Qué es el quejigo y por qué se reconoce en invierno
El quejigo (Quercus faginea) es una especie del género Quercus, el mismo de encinas, alcornoques y robles. Puede alcanzar los 20 metros de altura, aunque a menudo aparece como árbol mediano o porte arbustivo en suelos pobres. Su rasgo más característico es la marcescencia: pese a ser de hoja caduca, conserva las hojas secas y pardas adheridas a las ramas durante buena parte del invierno y no las suelta hasta que rebrota en primavera. Por eso, en pleno enero, un quejigar destaca por sus manchas color canela en laderas donde la encina permanece de un verde oscuro. Recibe muchos nombres populares según la comarca: roble carrasqueño, roble valenciano, cajiga o quejida, entre otros.
Un árbol a medio camino entre la encina y el roble
El quejigo ocupa un escalón intermedio dentro del bosque ibérico. Es más exigente en humedad y frescor que la encina, pero más resistente a la sequía estival que los robles atlánticos como el melojo. Por eso suele instalarse en umbrías, vaguadas y suelos algo más profundos dentro del dominio del encinar, así como en montañas de clima mediterráneo continental no extremado. Sus hojas, de borde dentado, son intermedias en tamaño y dureza entre la hoja coriácea de la encina y la hoja blanda y muy lobulada del roble. Se reconocen dos subespecies principales en la península: faginea, con hojas más pequeñas y coriáceas propias de zonas más secas y calizas, y broteroi, de hojas mayores y más dentadas en ambientes más frescos y suelos más ácidos.
Dónde encontrar quejigares en España
El quejigo es un árbol propio del Mediterráneo occidental y en la península está repartido de forma muy amplia: aparece en casi todas las regiones salvo Galicia, donde está prácticamente ausente, y es más escaso en la franja atlántica del norte.
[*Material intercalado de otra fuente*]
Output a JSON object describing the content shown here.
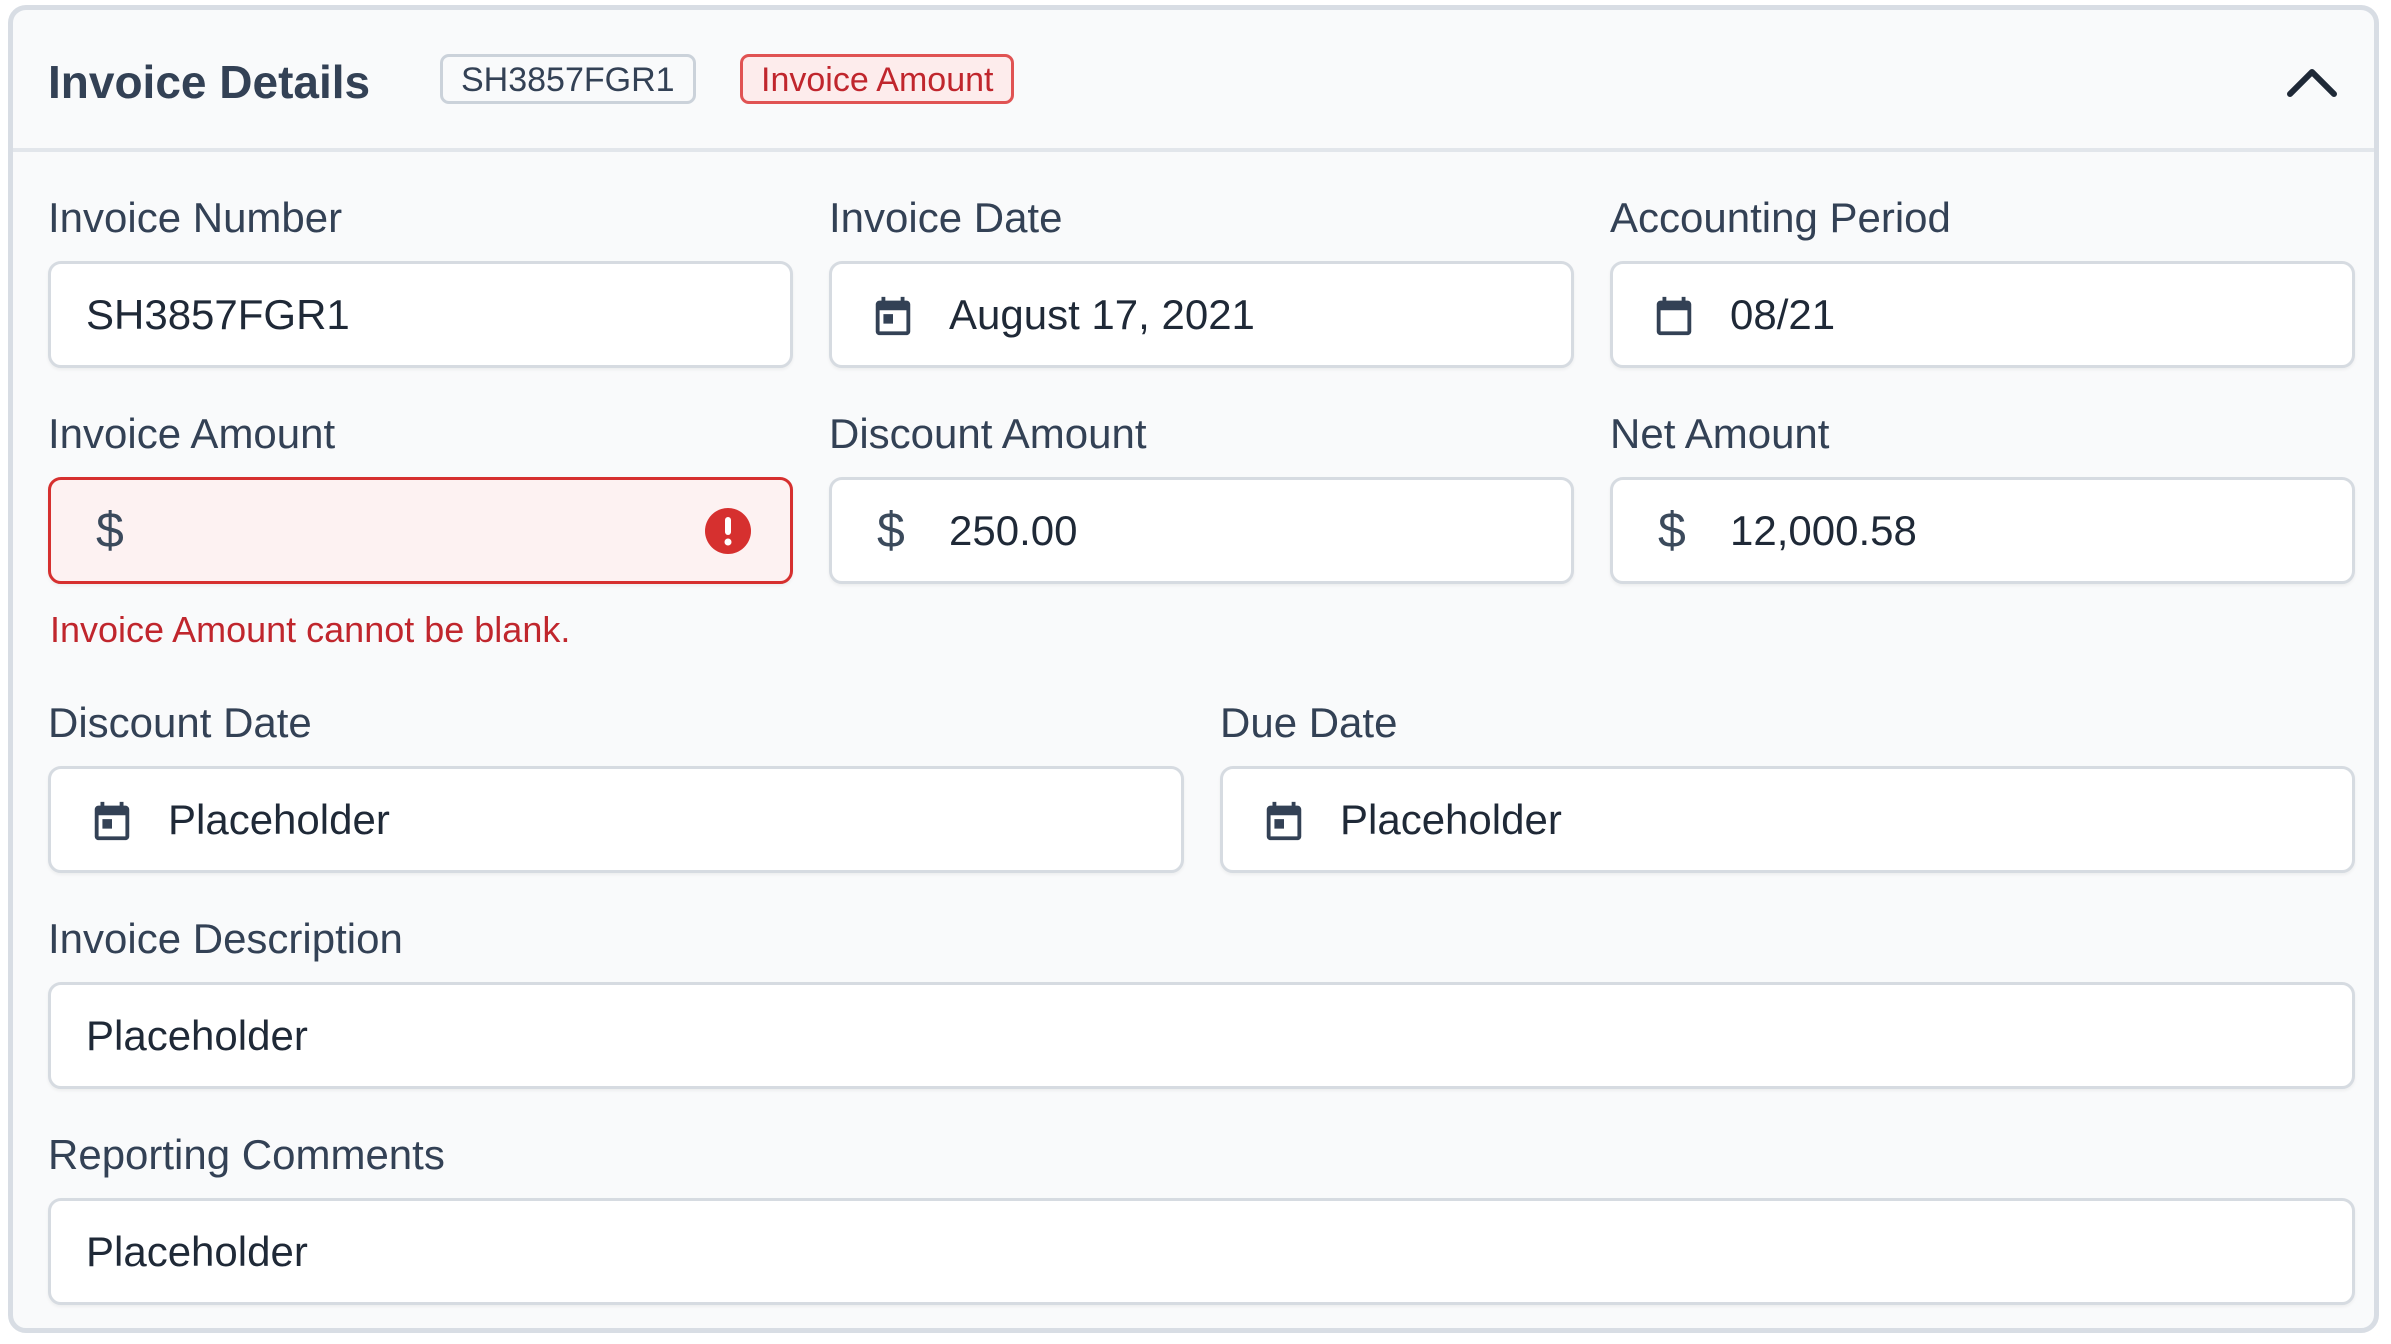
{
  "header": {
    "title": "Invoice Details",
    "badges": {
      "invoice_id": "SH3857FGR1",
      "error_tag": "Invoice Amount"
    },
    "collapse_icon": "chevron-up-icon"
  },
  "fields": {
    "invoice_number": {
      "label": "Invoice Number",
      "value": "SH3857FGR1"
    },
    "invoice_date": {
      "label": "Invoice Date",
      "value": "August 17, 2021",
      "icon": "calendar-icon"
    },
    "accounting_period": {
      "label": "Accounting Period",
      "value": "08/21",
      "icon": "calendar-icon"
    },
    "invoice_amount": {
      "label": "Invoice Amount",
      "prefix": "$",
      "value": "",
      "error": "Invoice Amount cannot be blank.",
      "icon": "error-icon"
    },
    "discount_amount": {
      "label": "Discount Amount",
      "prefix": "$",
      "value": "250.00"
    },
    "net_amount": {
      "label": "Net Amount",
      "prefix": "$",
      "value": "12,000.58"
    },
    "discount_date": {
      "label": "Discount Date",
      "placeholder": "Placeholder",
      "icon": "calendar-icon"
    },
    "due_date": {
      "label": "Due Date",
      "placeholder": "Placeholder",
      "icon": "calendar-icon"
    },
    "invoice_description": {
      "label": "Invoice Description",
      "placeholder": "Placeholder"
    },
    "reporting_comments": {
      "label": "Reporting Comments",
      "placeholder": "Placeholder"
    }
  },
  "colors": {
    "text": "#334155",
    "error": "#c0262d",
    "error_border": "#d6302f",
    "border": "#d6dbe1",
    "panel_bg": "#f9fafb"
  }
}
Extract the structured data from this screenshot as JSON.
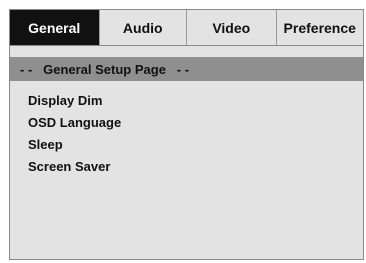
{
  "tabs": [
    {
      "label": "General",
      "active": true
    },
    {
      "label": "Audio",
      "active": false
    },
    {
      "label": "Video",
      "active": false
    },
    {
      "label": "Preference",
      "active": false
    }
  ],
  "page_header": "- -   General Setup Page   - -",
  "menu_items": [
    {
      "label": "Display Dim"
    },
    {
      "label": "OSD Language"
    },
    {
      "label": "Sleep"
    },
    {
      "label": "Screen Saver"
    }
  ],
  "colors": {
    "active_tab_bg": "#111111",
    "active_tab_text": "#ffffff",
    "panel_bg": "#e3e3e3",
    "header_bar_bg": "#8f8f8f"
  }
}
Es especialmente notable en las montañas del centro y sur, donde puede ascender hasta los 1.900 metros de altitud en las sierras meridionales. Forma masas reseñables en macizos como la Sierra de las Nieves y la Sierra de Grazalema, Sierra Mágina, el Parque Nacional de Cabañeros o sierras del interior valenciano. Los quejigares maduros, con árboles de copa amplia y sotobosque de espino, majuelo y arces, están reconocidos como hábitat de interés a escala europea.
El quejigo para el senderista
Caminar por un quejigar en otoño e invierno regala una de las estampas más bonitas del bosque mediterráneo: la luz baja atravesando el follaje seco color cobre. Estos bosques ofrecen sombra fresca en verano y son refugio de fauna: las bellotas, normalmente amargas y de pie corto, alimentan a jabalíes, ciervos y aves. Para identificarlo sobre el terreno, fíjate en las hojas pardas que permanecen en la rama en pleno invierno, un rasgo que lo distingue de la encina perenne. Como en cualquier monte mediterráneo, conviene revisarse al terminar la jornada por la posible presencia de garrapatas en el sotobosque y la hojarasca; ante una picadura con inflamación, fiebre o malestar, acude a un centro médico.